Abstract

This study aims to determine whether there is an effect of green accounting on CSR disclosure and Intellectual Capital, the effect of Intellectual Capital on CSR disclosure, green accounting on CSR disclosure with Intellectual Capital as a moderating variable and CSR disclosure in Islamic Commercial Banks from an Islamic perspective. The population in this study are all Islamic Commercial Banks registered with ojk.go.id for the 2017-2022 periods. There are 14 banks with a sample of 84 companies. The sampling methodology employed in this study involved the utilization of purposive sampling and saturation approaches. This study used panel data regression model analysis, i.e., fixed effect regression and random effect regression. The results of this study showed green accounting have no effect on CSR, Intellectual Capital have no effect on CSR, Green Accounting influences Intellectual Capital, Intellectual Capital moderates the effect of Green Accounting on CSR. The implication of this study is that companies making CSR disclosures are influenced by several factors, one of which is green accounting.
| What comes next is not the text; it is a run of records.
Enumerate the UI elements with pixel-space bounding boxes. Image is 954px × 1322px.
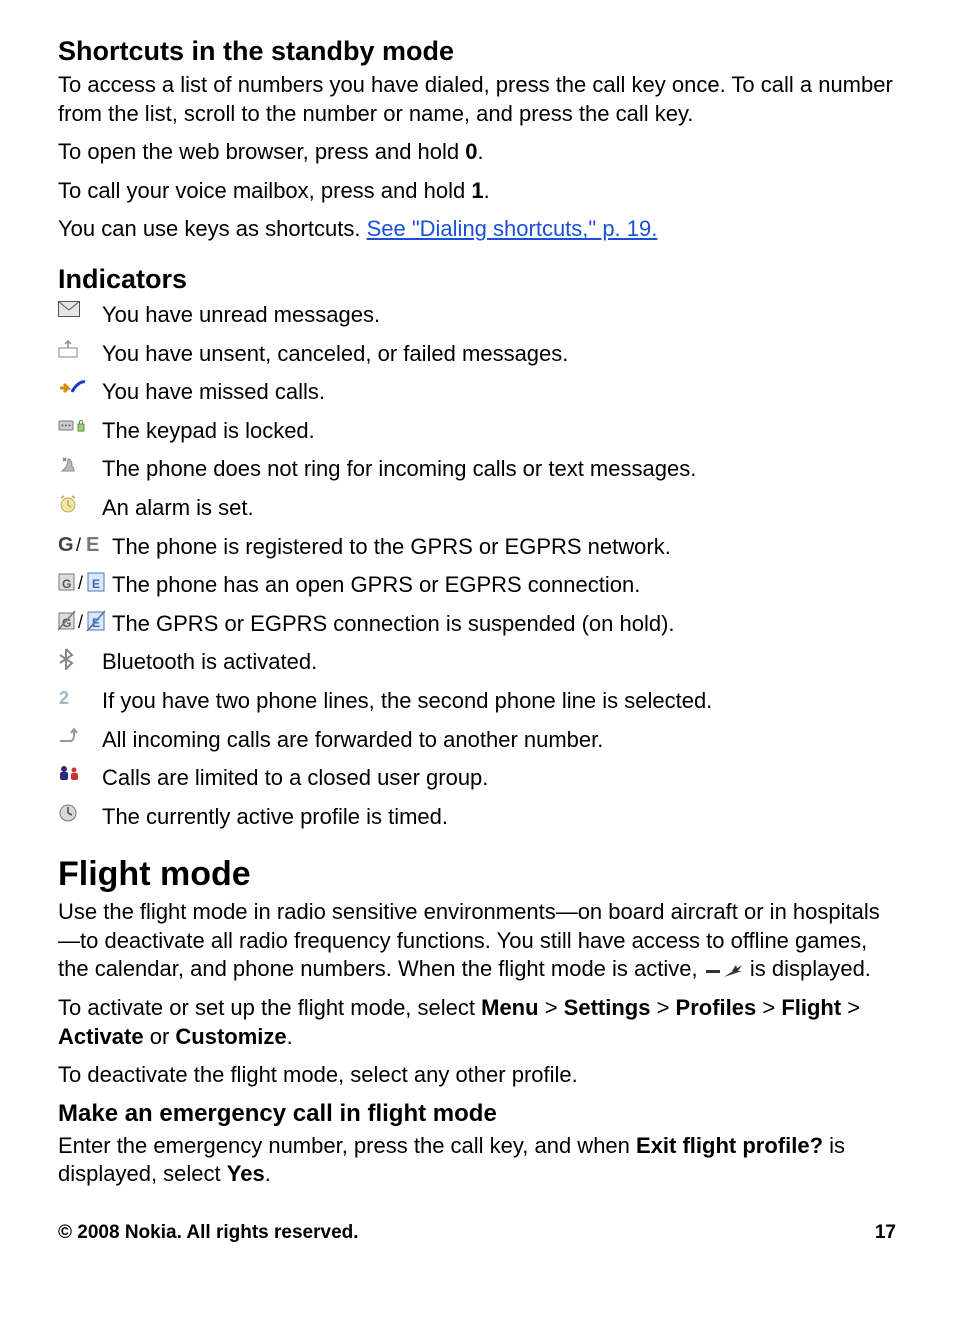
text: . xyxy=(484,178,490,203)
heading-indicators: Indicators xyxy=(58,264,896,295)
indicator-item: G / E The phone has an open GPRS or EGPR… xyxy=(58,571,896,600)
outbox-icon xyxy=(58,340,102,358)
text: > xyxy=(650,995,675,1020)
paragraph: To call your voice mailbox, press and ho… xyxy=(58,177,896,206)
text-bold: 1 xyxy=(471,178,483,203)
indicator-text: Calls are limited to a closed user group… xyxy=(102,764,896,793)
text-bold: Menu xyxy=(481,995,538,1020)
gprs-suspended-icon: G / E xyxy=(58,610,112,634)
forward-icon xyxy=(58,726,102,744)
bluetooth-icon xyxy=(58,648,102,670)
indicator-text: All incoming calls are forwarded to anot… xyxy=(102,726,896,755)
text: To activate or set up the flight mode, s… xyxy=(58,995,481,1020)
flight-mode-icon xyxy=(704,963,744,979)
indicator-text: You have unread messages. xyxy=(102,301,896,330)
line2-icon: 2 xyxy=(58,687,102,707)
alarm-icon xyxy=(58,494,102,514)
indicator-text: Bluetooth is activated. xyxy=(102,648,896,677)
envelope-icon xyxy=(58,301,102,317)
paragraph: To deactivate the flight mode, select an… xyxy=(58,1061,896,1090)
text: > xyxy=(756,995,781,1020)
text-bold: Customize xyxy=(175,1024,286,1049)
indicator-item: 2 If you have two phone lines, the secon… xyxy=(58,687,896,716)
text-bold: Flight xyxy=(781,995,841,1020)
indicator-text: If you have two phone lines, the second … xyxy=(102,687,896,716)
indicator-item: G / E The GPRS or EGPRS connection is su… xyxy=(58,610,896,639)
indicator-text: The phone has an open GPRS or EGPRS conn… xyxy=(112,571,896,600)
text-bold: Activate xyxy=(58,1024,144,1049)
text: Enter the emergency number, press the ca… xyxy=(58,1133,636,1158)
indicator-text: An alarm is set. xyxy=(102,494,896,523)
indicator-text: The phone does not ring for incoming cal… xyxy=(102,455,896,484)
heading-flight-mode: Flight mode xyxy=(58,855,896,894)
paragraph: You can use keys as shortcuts. See "Dial… xyxy=(58,215,896,244)
indicator-item: The phone does not ring for incoming cal… xyxy=(58,455,896,484)
text-bold: Exit flight profile? xyxy=(636,1133,823,1158)
paragraph: Enter the emergency number, press the ca… xyxy=(58,1132,896,1189)
text: or xyxy=(144,1024,176,1049)
text-bold: 0 xyxy=(465,139,477,164)
closed-group-icon xyxy=(58,764,102,782)
svg-text:/: / xyxy=(76,535,81,555)
indicator-text: The currently active profile is timed. xyxy=(102,803,896,832)
svg-text:2: 2 xyxy=(59,688,69,707)
indicator-text: You have missed calls. xyxy=(102,378,896,407)
silent-icon xyxy=(58,455,102,475)
paragraph: To activate or set up the flight mode, s… xyxy=(58,994,896,1051)
copyright-text: © 2008 Nokia. All rights reserved. xyxy=(58,1222,359,1244)
paragraph: To access a list of numbers you have dia… xyxy=(58,71,896,128)
indicator-item: Bluetooth is activated. xyxy=(58,648,896,677)
text: To open the web browser, press and hold xyxy=(58,139,465,164)
svg-text:/: / xyxy=(78,612,83,632)
indicator-item: An alarm is set. xyxy=(58,494,896,523)
timed-profile-icon xyxy=(58,803,102,823)
indicator-item: You have unread messages. xyxy=(58,301,896,330)
text-bold: Yes xyxy=(227,1161,265,1186)
page-footer: © 2008 Nokia. All rights reserved. 17 xyxy=(58,1222,896,1244)
text-bold: Settings xyxy=(564,995,651,1020)
text: . xyxy=(478,139,484,164)
paragraph: To open the web browser, press and hold … xyxy=(58,138,896,167)
indicator-item: Calls are limited to a closed user group… xyxy=(58,764,896,793)
indicator-item: G / E The phone is registered to the GPR… xyxy=(58,533,896,562)
page-number: 17 xyxy=(875,1222,896,1244)
heading-shortcuts: Shortcuts in the standby mode xyxy=(58,36,896,67)
indicator-text: The keypad is locked. xyxy=(102,417,896,446)
heading-emergency-call: Make an emergency call in flight mode xyxy=(58,1100,896,1128)
indicator-item: You have missed calls. xyxy=(58,378,896,407)
indicator-item: You have unsent, canceled, or failed mes… xyxy=(58,340,896,369)
paragraph: Use the flight mode in radio sensitive e… xyxy=(58,898,896,984)
svg-text:G: G xyxy=(58,534,74,555)
indicator-item: The keypad is locked. xyxy=(58,417,896,446)
text: > xyxy=(841,995,860,1020)
text: You can use keys as shortcuts. xyxy=(58,216,367,241)
link-dialing-shortcuts[interactable]: See "Dialing shortcuts," p. 19. xyxy=(367,216,658,241)
indicator-text: You have unsent, canceled, or failed mes… xyxy=(102,340,896,369)
indicator-item: All incoming calls are forwarded to anot… xyxy=(58,726,896,755)
text: > xyxy=(539,995,564,1020)
indicator-text: The GPRS or EGPRS connection is suspende… xyxy=(112,610,896,639)
svg-text:G: G xyxy=(62,577,71,591)
svg-text:E: E xyxy=(86,534,99,555)
text: is displayed. xyxy=(750,956,871,981)
gprs-open-icon: G / E xyxy=(58,571,112,593)
text: To call your voice mailbox, press and ho… xyxy=(58,178,471,203)
indicator-item: The currently active profile is timed. xyxy=(58,803,896,832)
keypad-lock-icon xyxy=(58,417,102,433)
svg-text:E: E xyxy=(92,577,100,591)
missed-call-icon xyxy=(58,378,102,396)
text-bold: Profiles xyxy=(676,995,757,1020)
indicator-list: You have unread messages. You have unsen… xyxy=(58,301,896,831)
indicator-text: The phone is registered to the GPRS or E… xyxy=(112,533,896,562)
svg-text:/: / xyxy=(78,573,83,593)
gprs-g-e-icon: G / E xyxy=(58,533,112,555)
text: . xyxy=(265,1161,271,1186)
text: . xyxy=(287,1024,293,1049)
document-page: Shortcuts in the standby mode To access … xyxy=(0,0,954,1322)
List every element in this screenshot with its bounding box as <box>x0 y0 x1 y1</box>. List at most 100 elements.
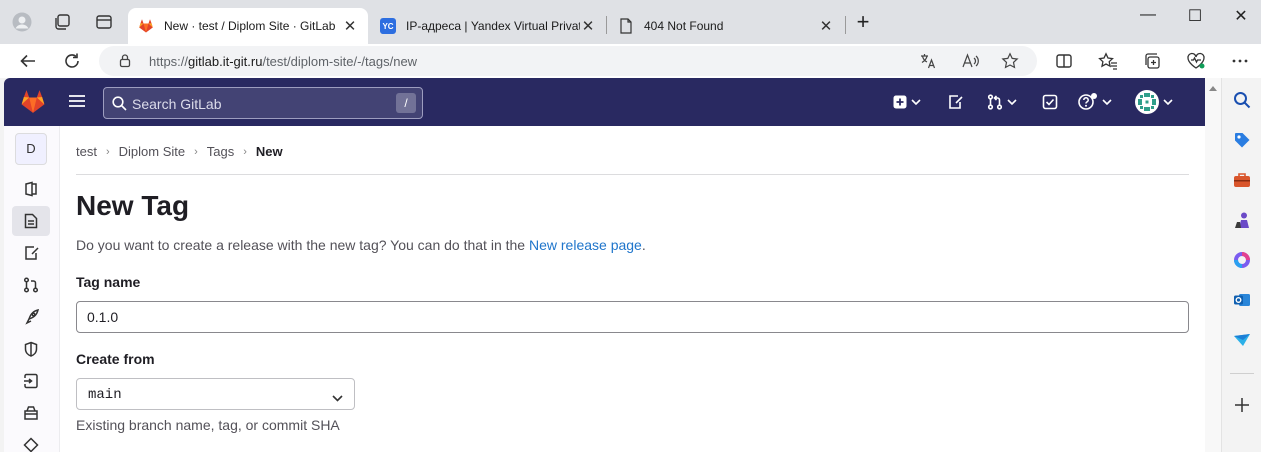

The results of this study can be taken into consideration for companies, especially for managers to determine their satisfaction in terms of CSR disclosure. For the community and stakeholders, the results of this study will provide information on the level of corporate social responsibility disclosure that can influence the decision making of stakeholders. Stakeholders will decide to invest in companies that have a high level of corporate social responsibility disclosure, because it indicates that the company has conducted and managed the company adequately. This research employs secondary data, so the study cannot control and supervise the possibility of errors in data processing calculations.